Après un avertissement sur résultat à l'automne et les inquiétudes sur ses engagements dans le financement de navires de croisière, Pierre Bilger veut rassurer sur la capacité du groupe, dont le chiffre d'affaires 2001/2002 devrait atteindre 23,5 milliards d'euros, à retrouver une structure financière saine et à améliorer sa rentabilité.

Priorité affichée : un management renforcé et une priorité donné à la génération de cash flow. Le plan annoncé comporte une dizaine de points. Parmi ceux-ci, un objectif de réduction des frais généraux de 250 millions d'euros par an d'ici à 2005.

Autre axe, un resserrement du portefeuille et une amélioration des marges par un programme de 12 cessions (non précisés) pour un montant total de 1,2 milliard d'euros. Sur celles-ci, 9 seront réalisées dans les douze mois (valeur 900 millions pour un chiffre d'affaires estimé de 3,3 milliards d'euros).

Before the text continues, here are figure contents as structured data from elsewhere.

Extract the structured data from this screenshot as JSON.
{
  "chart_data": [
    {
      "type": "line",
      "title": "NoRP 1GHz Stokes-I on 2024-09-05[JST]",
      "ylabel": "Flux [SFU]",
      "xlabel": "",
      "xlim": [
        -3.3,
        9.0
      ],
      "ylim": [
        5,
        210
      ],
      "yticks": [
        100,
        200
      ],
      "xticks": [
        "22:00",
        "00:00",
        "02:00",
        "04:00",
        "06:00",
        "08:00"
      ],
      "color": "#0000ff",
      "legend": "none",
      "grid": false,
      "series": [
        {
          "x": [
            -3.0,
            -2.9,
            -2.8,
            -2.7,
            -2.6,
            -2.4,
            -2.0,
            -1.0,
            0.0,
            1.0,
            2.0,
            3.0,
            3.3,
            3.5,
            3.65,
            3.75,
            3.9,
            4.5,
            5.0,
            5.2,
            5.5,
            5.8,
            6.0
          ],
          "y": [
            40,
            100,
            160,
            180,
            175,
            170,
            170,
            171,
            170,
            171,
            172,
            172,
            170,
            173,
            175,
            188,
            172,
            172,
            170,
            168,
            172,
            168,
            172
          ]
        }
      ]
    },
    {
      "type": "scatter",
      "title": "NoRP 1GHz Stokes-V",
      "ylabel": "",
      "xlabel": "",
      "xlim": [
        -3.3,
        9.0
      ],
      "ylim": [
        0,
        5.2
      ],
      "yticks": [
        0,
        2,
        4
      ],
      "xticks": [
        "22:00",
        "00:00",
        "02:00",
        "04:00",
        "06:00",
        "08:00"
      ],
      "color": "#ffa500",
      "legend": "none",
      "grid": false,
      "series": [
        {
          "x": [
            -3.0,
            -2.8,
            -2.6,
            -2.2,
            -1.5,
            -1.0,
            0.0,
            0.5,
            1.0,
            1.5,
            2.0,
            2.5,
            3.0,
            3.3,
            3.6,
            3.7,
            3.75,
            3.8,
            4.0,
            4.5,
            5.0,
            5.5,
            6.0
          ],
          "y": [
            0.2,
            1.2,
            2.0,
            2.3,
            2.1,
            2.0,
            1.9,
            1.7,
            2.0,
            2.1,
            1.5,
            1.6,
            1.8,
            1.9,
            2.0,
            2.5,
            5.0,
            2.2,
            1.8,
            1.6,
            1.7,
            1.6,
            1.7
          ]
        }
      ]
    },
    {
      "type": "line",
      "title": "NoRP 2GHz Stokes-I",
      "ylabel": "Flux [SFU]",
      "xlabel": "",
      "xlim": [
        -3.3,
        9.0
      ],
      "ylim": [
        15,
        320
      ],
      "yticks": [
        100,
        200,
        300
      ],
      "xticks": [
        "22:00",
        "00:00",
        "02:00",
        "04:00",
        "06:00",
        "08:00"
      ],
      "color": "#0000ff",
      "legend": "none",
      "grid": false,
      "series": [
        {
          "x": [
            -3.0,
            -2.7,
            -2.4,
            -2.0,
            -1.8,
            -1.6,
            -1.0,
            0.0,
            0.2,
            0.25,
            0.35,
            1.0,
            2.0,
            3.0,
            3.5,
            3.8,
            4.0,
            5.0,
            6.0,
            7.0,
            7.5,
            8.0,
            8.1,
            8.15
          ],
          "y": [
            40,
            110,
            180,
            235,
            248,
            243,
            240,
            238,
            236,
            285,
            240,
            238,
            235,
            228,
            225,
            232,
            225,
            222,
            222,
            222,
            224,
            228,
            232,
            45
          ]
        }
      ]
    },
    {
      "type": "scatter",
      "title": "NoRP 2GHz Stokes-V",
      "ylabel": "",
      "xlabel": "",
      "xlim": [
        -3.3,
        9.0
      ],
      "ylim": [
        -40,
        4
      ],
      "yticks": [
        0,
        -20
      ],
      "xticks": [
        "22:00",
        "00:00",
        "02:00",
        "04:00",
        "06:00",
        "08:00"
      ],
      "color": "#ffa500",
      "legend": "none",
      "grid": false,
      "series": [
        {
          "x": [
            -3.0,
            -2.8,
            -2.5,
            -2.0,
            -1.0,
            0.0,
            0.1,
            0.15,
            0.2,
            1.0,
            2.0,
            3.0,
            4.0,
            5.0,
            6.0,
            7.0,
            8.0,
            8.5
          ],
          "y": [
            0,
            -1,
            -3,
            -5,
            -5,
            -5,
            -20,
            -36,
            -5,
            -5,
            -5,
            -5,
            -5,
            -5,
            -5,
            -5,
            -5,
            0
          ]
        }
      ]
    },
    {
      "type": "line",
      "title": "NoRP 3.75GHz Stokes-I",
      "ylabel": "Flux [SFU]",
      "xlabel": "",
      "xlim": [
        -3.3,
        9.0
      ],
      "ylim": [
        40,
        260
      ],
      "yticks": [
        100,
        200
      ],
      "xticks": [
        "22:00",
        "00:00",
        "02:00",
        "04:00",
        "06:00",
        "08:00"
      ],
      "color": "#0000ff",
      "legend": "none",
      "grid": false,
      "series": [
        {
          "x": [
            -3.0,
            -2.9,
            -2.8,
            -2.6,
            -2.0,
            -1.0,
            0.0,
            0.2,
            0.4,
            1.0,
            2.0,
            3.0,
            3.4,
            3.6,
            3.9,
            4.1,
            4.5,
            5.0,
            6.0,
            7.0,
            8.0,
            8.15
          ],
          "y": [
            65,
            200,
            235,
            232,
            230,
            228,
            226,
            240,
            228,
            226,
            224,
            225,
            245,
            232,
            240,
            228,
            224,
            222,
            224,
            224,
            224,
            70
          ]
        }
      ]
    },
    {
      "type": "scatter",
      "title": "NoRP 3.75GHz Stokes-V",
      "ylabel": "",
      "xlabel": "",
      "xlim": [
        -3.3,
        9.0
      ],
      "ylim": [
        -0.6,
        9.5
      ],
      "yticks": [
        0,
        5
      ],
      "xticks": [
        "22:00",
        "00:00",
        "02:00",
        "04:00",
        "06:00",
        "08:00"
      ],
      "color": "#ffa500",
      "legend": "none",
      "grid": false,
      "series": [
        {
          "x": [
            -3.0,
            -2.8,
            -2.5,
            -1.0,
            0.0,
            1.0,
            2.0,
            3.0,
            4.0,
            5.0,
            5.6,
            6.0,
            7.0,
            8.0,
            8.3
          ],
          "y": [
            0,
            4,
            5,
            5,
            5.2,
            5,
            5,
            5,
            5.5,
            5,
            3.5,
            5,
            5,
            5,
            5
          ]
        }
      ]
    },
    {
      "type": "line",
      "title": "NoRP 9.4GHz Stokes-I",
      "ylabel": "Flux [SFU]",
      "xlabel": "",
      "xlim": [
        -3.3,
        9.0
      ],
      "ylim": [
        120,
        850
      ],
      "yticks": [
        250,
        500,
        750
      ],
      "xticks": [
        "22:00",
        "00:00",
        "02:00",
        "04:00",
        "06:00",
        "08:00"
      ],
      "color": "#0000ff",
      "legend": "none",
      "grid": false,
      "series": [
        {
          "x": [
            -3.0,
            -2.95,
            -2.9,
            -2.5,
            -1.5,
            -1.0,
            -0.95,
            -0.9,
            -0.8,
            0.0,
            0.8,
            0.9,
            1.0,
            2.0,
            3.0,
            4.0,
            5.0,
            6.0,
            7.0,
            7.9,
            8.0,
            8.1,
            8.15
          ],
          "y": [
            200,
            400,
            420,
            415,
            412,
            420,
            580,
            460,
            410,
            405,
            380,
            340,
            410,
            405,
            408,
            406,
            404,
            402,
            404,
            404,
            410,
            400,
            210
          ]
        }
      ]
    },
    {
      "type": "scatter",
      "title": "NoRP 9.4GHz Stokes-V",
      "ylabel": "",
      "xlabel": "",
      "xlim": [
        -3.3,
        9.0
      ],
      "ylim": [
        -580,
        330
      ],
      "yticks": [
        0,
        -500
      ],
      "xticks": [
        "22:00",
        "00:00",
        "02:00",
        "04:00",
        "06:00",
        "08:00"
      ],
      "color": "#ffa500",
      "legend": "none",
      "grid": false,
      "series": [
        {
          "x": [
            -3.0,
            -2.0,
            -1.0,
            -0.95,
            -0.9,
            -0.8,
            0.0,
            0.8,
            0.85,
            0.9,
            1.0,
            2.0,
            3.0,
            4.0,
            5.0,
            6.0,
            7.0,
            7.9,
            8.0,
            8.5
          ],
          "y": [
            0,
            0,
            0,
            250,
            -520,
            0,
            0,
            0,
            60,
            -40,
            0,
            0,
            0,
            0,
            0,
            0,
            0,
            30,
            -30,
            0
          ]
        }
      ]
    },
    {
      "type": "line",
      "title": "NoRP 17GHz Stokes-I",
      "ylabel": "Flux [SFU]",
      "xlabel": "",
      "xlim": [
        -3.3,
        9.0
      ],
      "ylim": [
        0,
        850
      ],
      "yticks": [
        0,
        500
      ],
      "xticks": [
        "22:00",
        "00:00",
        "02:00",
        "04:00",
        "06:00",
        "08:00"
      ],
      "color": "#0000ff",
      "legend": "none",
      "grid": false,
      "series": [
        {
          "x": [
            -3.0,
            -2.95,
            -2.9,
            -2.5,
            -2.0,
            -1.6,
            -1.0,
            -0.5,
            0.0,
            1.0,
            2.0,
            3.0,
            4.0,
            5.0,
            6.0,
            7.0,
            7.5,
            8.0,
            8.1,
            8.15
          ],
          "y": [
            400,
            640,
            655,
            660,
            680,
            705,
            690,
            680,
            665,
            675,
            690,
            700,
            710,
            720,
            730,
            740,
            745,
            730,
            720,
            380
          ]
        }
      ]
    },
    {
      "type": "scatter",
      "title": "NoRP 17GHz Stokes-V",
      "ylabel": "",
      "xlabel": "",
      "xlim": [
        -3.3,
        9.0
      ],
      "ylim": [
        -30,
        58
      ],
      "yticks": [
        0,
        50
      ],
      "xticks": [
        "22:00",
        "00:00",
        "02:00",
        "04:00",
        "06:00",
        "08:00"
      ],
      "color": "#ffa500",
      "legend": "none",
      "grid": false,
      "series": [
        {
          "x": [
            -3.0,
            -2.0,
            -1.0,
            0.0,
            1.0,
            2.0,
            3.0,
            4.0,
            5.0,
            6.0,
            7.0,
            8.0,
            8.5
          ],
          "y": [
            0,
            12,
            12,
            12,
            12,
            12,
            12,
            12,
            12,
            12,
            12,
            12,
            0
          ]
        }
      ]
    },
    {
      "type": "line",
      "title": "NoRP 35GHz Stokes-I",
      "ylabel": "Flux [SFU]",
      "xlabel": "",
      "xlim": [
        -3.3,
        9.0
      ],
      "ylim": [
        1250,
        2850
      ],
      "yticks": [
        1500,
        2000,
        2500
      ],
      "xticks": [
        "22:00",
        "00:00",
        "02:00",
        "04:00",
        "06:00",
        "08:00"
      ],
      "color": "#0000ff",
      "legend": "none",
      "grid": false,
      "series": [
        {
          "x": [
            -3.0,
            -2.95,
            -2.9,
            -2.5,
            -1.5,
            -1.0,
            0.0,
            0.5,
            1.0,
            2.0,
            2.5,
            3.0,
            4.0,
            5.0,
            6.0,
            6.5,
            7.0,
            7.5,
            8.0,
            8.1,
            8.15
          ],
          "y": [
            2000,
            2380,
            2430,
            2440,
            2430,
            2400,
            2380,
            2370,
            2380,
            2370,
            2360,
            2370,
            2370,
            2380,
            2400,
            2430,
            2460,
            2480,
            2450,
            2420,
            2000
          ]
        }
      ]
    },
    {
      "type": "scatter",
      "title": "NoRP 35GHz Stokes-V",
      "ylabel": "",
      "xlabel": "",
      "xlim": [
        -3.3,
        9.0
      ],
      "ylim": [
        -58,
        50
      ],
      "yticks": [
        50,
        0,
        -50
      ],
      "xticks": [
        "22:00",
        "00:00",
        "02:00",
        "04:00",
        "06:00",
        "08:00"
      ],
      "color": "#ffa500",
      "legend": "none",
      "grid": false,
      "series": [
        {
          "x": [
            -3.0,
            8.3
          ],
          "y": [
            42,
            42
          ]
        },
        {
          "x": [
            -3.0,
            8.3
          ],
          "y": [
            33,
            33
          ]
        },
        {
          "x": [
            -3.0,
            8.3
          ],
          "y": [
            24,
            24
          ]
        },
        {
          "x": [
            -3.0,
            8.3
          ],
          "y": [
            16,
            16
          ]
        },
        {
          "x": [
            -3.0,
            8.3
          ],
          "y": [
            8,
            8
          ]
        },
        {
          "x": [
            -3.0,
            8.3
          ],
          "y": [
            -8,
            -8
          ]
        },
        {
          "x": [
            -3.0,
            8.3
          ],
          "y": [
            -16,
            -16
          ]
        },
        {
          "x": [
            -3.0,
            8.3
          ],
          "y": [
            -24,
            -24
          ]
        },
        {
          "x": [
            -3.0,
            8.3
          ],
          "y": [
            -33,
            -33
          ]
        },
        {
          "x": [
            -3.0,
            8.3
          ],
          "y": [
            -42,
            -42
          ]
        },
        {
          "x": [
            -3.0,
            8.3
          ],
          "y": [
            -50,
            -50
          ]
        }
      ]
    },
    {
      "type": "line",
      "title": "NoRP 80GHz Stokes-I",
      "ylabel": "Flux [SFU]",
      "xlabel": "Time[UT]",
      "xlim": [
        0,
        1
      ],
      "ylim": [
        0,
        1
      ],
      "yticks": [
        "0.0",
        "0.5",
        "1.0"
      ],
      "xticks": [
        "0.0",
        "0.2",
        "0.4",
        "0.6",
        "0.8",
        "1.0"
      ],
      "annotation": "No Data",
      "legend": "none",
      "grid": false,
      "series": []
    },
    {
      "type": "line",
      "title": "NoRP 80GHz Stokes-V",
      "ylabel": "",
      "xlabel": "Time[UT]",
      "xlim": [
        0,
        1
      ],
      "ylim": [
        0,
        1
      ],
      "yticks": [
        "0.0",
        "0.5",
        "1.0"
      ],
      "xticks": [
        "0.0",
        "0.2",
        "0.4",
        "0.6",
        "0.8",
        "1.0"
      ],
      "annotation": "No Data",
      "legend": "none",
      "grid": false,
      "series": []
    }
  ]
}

« Ce programme ne concerne aucune branche en tant que telle », selon Pierre Bilger qui a notamment indiqué qu'il n'y avait actuellement pas de plan de cession de la division marine (Chantiers de l'Atlantique).

Le groupe prévoit aussi d'éliminer peu à peu les financements fournisseurs. Le risque total maximum à ce titre est aujourd'hui d'environ 1 milliard d'euros après une provision additionnelle de 90 millions d'euros.

Pour réduire son endettement, Alstom va aussi poursuivre la vente d'une grande partie de ses immeubles pour environ 750 millions d'euros. Et aussi, solliciter ses actionnaires par une augmentation de capital pouvant atteindre 67 millions de titres (à titre indicatif au cours actuel environ 1 milliard d'euros). Et l'absence de dividende cette année.

Par ailleurs, Pierre Bilger a jugé que les problèmes dans le secteur des turbines à gaz étaient sous contrôle (le groupe a connu ces dernières années d'importants problèmes techniques sur ses turbines de grande puissance qui ont généré environ 1, 5 milliards de coûts ou pénalités). « Les problèmes de retard de livraison de matériel ferroviaire en Grande-bretagne sont eux aussi en voie de règlement », a-t-il assuré. Ils conduiront toutefois à la forte baisse (4 % contre 7 %) de la marge opérationnelle de l'activité transport.

De tous ces éléments, Pierre Bilger attend 2,1 milliards de disponibilités financières d'ici mars 2003, 1,3 milliards d'amélioration du cash flow d'ici à trois ans et un ratio dettes nettes sur fonds propres de 20 % en 2005 (contre 90 % en 2001).

Le groupe s'est, par ailleurs, fixé un objectif de marge opérationnelle de près de 5 % en 2003 et de 6 % en 2005, contre 4 % cette année.

Philippe Jaffré, l'ancien patron de Elf, entré dans le groupe comme « conseiller du président » il y a trois semaines, « a participé activement » à la mise sur pied de ce plan, selon M. Bilger. Selon toute vraisemblance, Philippe Jaffré deviendra directeur financier d'Alstom en juin prochain.

La bourse a en tout cas applaudi des deux mains. A l'annonce de ce plan, le titre a gagné 7 %, restant aux alentours de 15 euros, à la moitié toutefois de son prix d'introduction en juin 1998.